Long ago two galaxies hit each other head on, the smaller galaxy passing through the larger one like a bullet. The shock wave triggered by the bullet galaxy billowed outward, sparking stellar fireworks in an expanding ring. Stardeath accompanied this burst of formation, as short-lived massive stars collapsed into neutron stars and black holes. And with stardeath, ironically, came light — or more specifically, X-rays. Astronomers think some of these massive stellar cinders now feed on companion stars at fantastic rates to power the seven ultraluminous X-ray sources dotting the galactic ring below.

Ring Galaxy AM 0644-741
This animation shows seven ultraluminous X-ray sources (purple) within the Lindsay-Shapley Ring galaxy (background image).
X-ray: NASA / CXC / INAF / A. Wolter et al; Optical: NASA / STScI

This image is part of a larger study appearing in the Astrophysical Journal that focused on seven such ring-shaped galaxies. Ring galaxies only represent up to 0.2% of the population, but they're such fascinating aberrations that Anna Wolter (Astronomical Observatory of Brera) and collaborators set out to collect all of those observed by the Chandra X-ray Observatory. The resulting sample contains a total of 50 ultraluminous X-ray sources.

What powers these sources remains unclear, but Wolter and collaborators favor the idea that they're either neutron stars or black holes gobbling down gas grabbed from companion stars. A competing theory suggests that they might be much heftier black holes, with between 100 and 1,000 Suns' worth of mass, but dining at a more delicate pace. Larger samples of these mysteriously bright objects will help astronomers understand their nature and origin.

Hubble Widens Its View on Galaxy-rich Clusters

Abell 370 (Frontier Fields)
The Frontier Fields image of galaxy cluster Abell 370 peered into its central region to look for the distorted shapes of gravitationally lensed background galaxies.
NASA / ESA / J. Lotz / HFF Team (STScI)

Between 2013 and 2016, a big chunk of the Hubble Space Telescope's time went toward peeling back the veil of time.

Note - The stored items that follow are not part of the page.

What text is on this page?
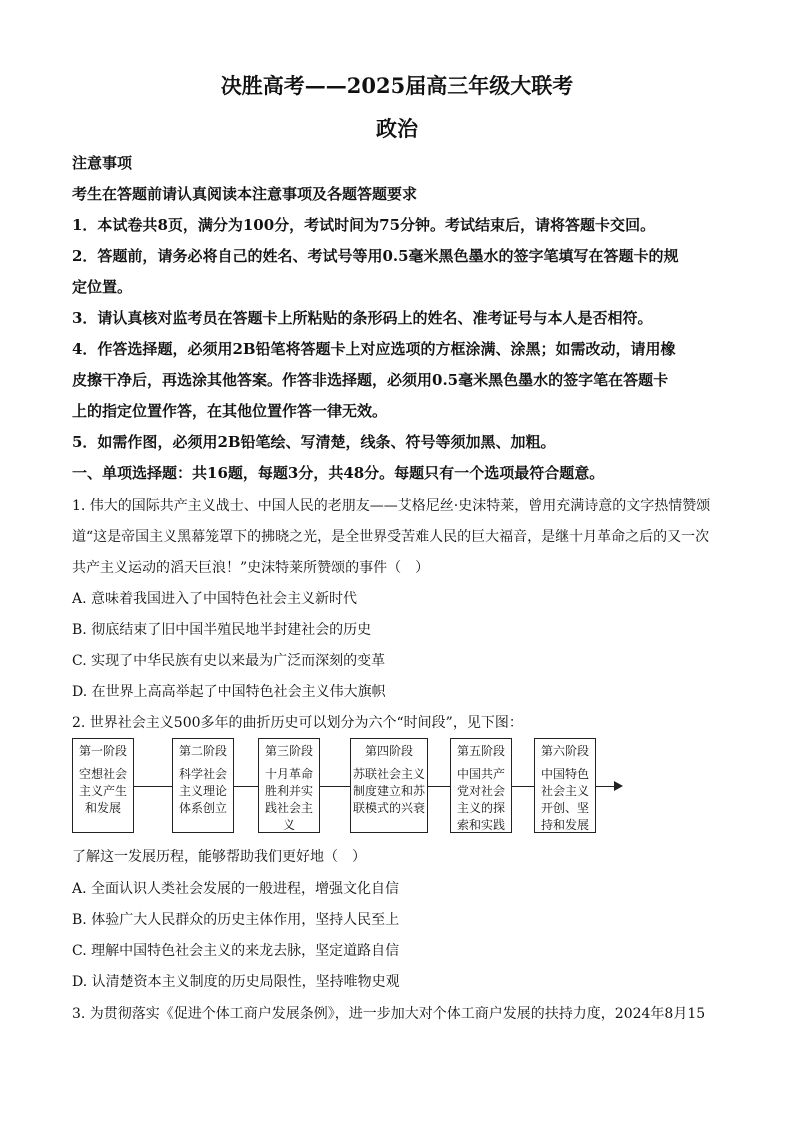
决胜高考——2025届高三年级大联考
政治
注意事项
考生在答题前请认真阅读本注意事项及各题答题要求
1．本试卷共8页，满分为100分，考试时间为75分钟。考试结束后，请将答题卡交回。
2．答题前，请务必将自己的姓名、考试号等用0.5毫米黑色墨水的签字笔填写在答题卡的规
定位置。
3．请认真核对监考员在答题卡上所粘贴的条形码上的姓名、准考证号与本人是否相符。
4．作答选择题，必须用2B铅笔将答题卡上对应选项的方框涂满、涂黑；如需改动，请用橡
皮擦干净后，再选涂其他答案。作答非选择题，必须用0.5毫米黑色墨水的签字笔在答题卡
上的指定位置作答，在其他位置作答一律无效。
5．如需作图，必须用2B铅笔绘、写清楚，线条、符号等须加黑、加粗。
一、单项选择题：共16题，每题3分，共48分。每题只有一个选项最符合题意。
1. 伟大的国际共产主义战士、中国人民的老朋友——艾格尼丝·史沫特莱，曾用充满诗意的文字热情赞颂
道“这是帝国主义黑幕笼罩下的拂晓之光，是全世界受苦难人民的巨大福音，是继十月革命之后的又一次
共产主义运动的滔天巨浪！”史沫特莱所赞颂的事件（　）
A. 意味着我国进入了中国特色社会主义新时代
B. 彻底结束了旧中国半殖民地半封建社会的历史
C. 实现了中华民族有史以来最为广泛而深刻的变革
D. 在世界上高高举起了中国特色社会主义伟大旗帜
2. 世界社会主义500多年的曲折历史可以划分为六个“时间段”，见下图：
第一阶段
空想社会主义产生和发展
第二阶段
科学社会主义理论体系创立
第三阶段
十月革命胜利并实践社会主义
第四阶段
苏联社会主义制度建立和苏联模式的兴衰
第五阶段
中国共产党对社会主义的探索和实践
第六阶段
中国特色社会主义开创、坚持和发展
了解这一发展历程，能够帮助我们更好地（　）
A. 全面认识人类社会发展的一般进程，增强文化自信
B. 体验广大人民群众的历史主体作用，坚持人民至上
C. 理解中国特色社会主义的来龙去脉，坚定道路自信
D. 认清楚资本主义制度的历史局限性，坚持唯物史观
3. 为贯彻落实《促进个体工商户发展条例》，进一步加大对个体工商户发展的扶持力度，2024年8月15
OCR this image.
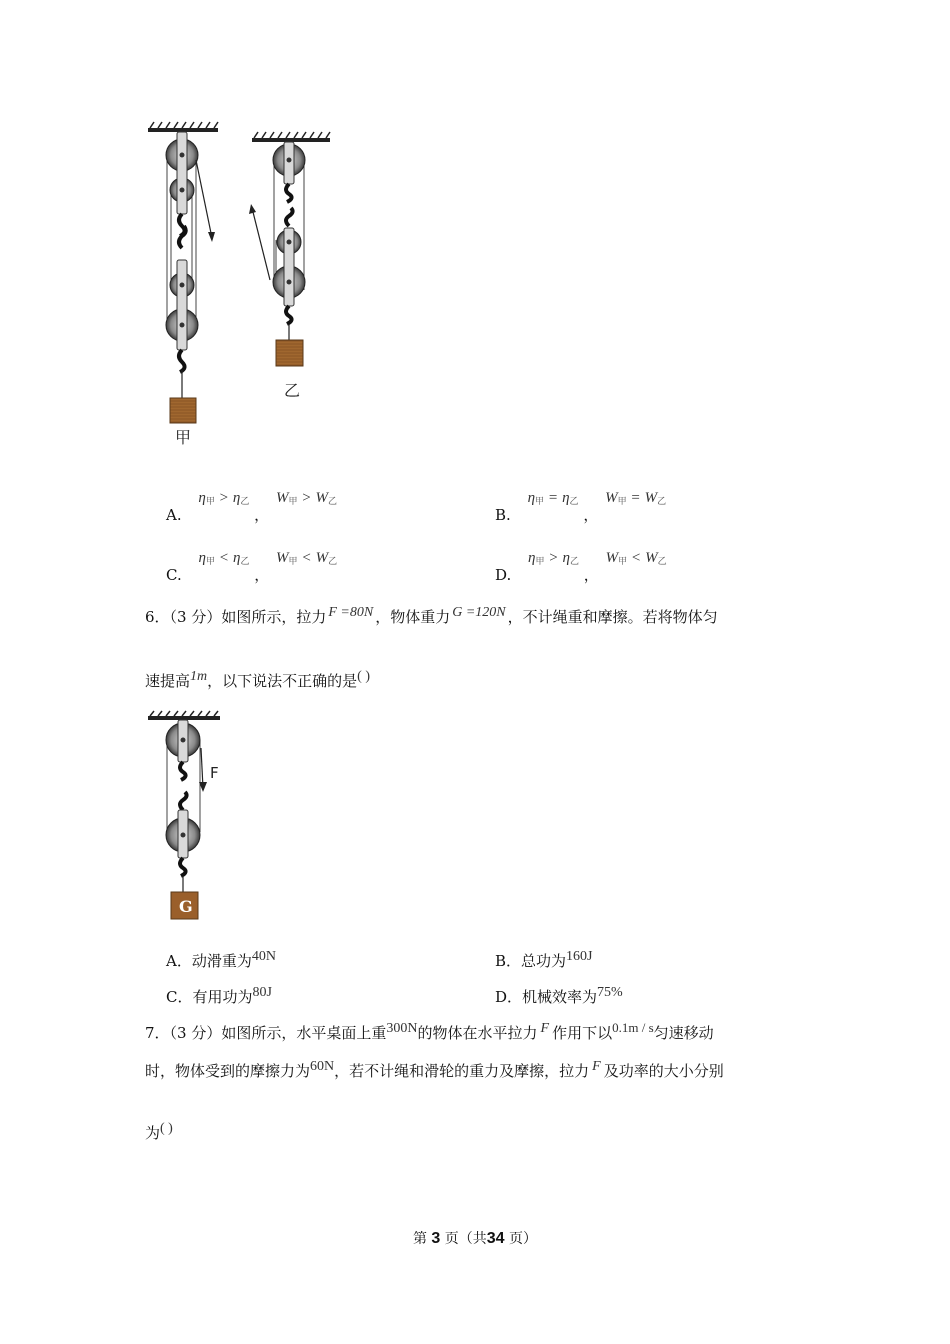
甲
乙
A. $\eta_甲 > \eta_乙$ ， $W_甲 > W_乙$
B. $\eta_甲 = \eta_乙$ ， $W_甲 = W_乙$
C. $\eta_甲 < \eta_乙$ ， $W_甲 < W_乙$
D. $\eta_甲 > \eta_乙$ ， $W_甲 < W_乙$
6．（3 分）如图所示，拉力 F =80N ，物体重力 G =120N ，不计绳重和摩擦。若将物体匀
速提高1m，以下说法不正确的是( )
F
G
A．动滑重为40N	B．总功为160J
C．有用功为80J	D．机械效率为75%
7．（3 分）如图所示，水平桌面上重300N的物体在水平拉力 F 作用下以0.1m / s匀速移动
时，物体受到的摩擦力为60N，若不计绳和滑轮的重力及摩擦，拉力 F 及功率的大小分别
为( )
第 3 页（共34 页）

Hubble took on the huge Frontier Fields project to image six massive galaxy clusters, using their immense gravitational power as cosmic lenses to peer back to the earliest galaxies at cosmic dawn. Contributing Editor Govert Schilling covered this ambitious project in the June 2014 issue of Sky & Telescope.

Now, Hubble is back at it, undertaking a new project called Beyond Ultra-deep Frontier Fields And Legacy Observations (BUFFALO). Hubble's view is typically deep but narrow, so this project returns to the same six clusters with the aim of widening the view. The BUFFALO project will have four times the area of Frontier Fields to help astronomers better map out the distribution of matter (dark and ordinary) in these clusters, which in turn enables astronomers to better understand the distant galaxies whose light is magnified and distorted by the foreground cluster.

To start off the BUFFALO project, Hubble is returning to the last field it imaged as part of Frontier Fields, the massive cluster Abell 370.

BUFFALO image of Abell 370
The BUFFALO project provides a new view of Abell 370, four times the area in the Frontier Fields shot.
NASA / ESA / A. Koekemoer (STScI) / M. Jauzac (Durham Univ.) / C. Steinhardt (Niels Bohr Institute) / BUFFALO team

In addition to new Hubble imagery, BUFFALO will also make use of existing observations from other space telescopes, including ultra-deep Spitzer Space Telescope observations, to better understand the cosmic history of these clusters.